Sosnowiec: centrum urazowe dla Śląska będzie w św. Barbarze
Ministerstwo Zdrowia zadecydowało: Wojewódzki Szpital Specjalistyczny nr 5 im. św. Barbary w Sosnowcu będzie centrum urazowym dla Śląska.

Środki na tworzenie 14 centrów urazowych w Polsce będą pochodziły ze środków unijnych, które podzieli resort zdrowia. Centra zajmą się diagnostyką i kompleksowym leczeniem ofiar wypadków.
31 grudnia 2013 r. wszystko ma być gotowe: rozpoczną pracę specjalistyczne oddziały zabiegowe, ujęte we wspólne ramy organizacyjne. W centrum urazowym w stałej gotowości będzie musiała pozostawać sala operacyjna i pracownie diagnostyczne. Dyżurować będą również zespoły składające się m.in. z: anestezjologa, chirurga ogólnego, ortopedy, neurochirurga, chirurga naczyniowego, chirurga szczękowo-twarzowego, torakochirurga, kardiochirurga, laryngologa, okulisty, urologa i chirurga plastycznego.
Centrum urazowe w Sosnowcu będzie też współpracowało ze Śląskim Uniwersytetem Medycznym, jako baza dydaktyczna dla kadr medycznych.
– Nasz SOR pełnił funkcję urazówki dla aglomeracji katowickiej już od lat – mówi gazecie Polska Czarosław Kijonka, ordynator oddziału. – W ub. r.
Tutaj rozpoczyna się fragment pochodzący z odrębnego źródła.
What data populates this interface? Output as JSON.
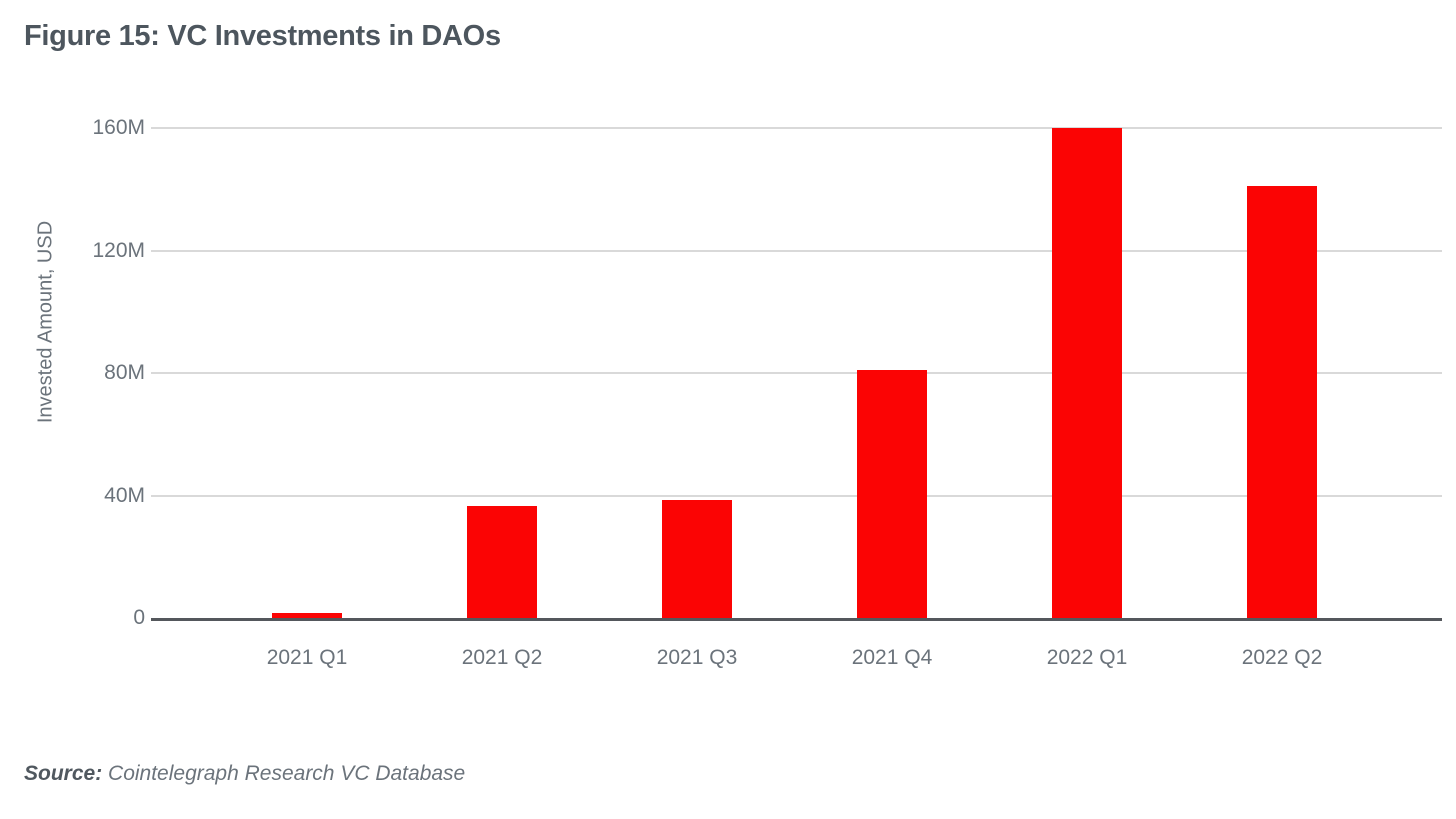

SOR przyjął blisko 17 tys. pacjentów, w tym 2,5 tys. w stanie zagrożenia życia, a około 12,5 tys. w stanie nagłego zagrożenia zdrowia – dodaje ordynator.
Przypomnijmy: w Polsce blisko 3 mln osób rocznie ulega obrażeniom ciała: 300 tys. spośród nich wymaga hospitalizacji, a 30 tys. umiera. Śmiertelność po urazach wynosi u nas 75 na 100 tys. mieszkańców, tj. o 50 proc. więcej niż np. w Stanach Zjednoczonych lub krajach Europy Zachodniej. Urazy są jedną z trzech najczęstszych przyczyn nagłych zgonów w Polsce.
Powstanie centrów urazowych przewiduje nowelizacja ustawy o Państwowym Ratownictwie Medycznym (PRM). Główny cel to umożliwienie pacjentom dostępu do szybkiej diagnostyki i kompleksowego leczenia w jednym miejscu.
Centra urazowe mają objąć działaniem minimum milion mieszkańców, a optymalnie dwa miliony lub więcej. Wynika to nie tylko z wysokich kosztów ich funkcjonowania, ale także z konieczności zapewnienia dużej liczby pacjentów.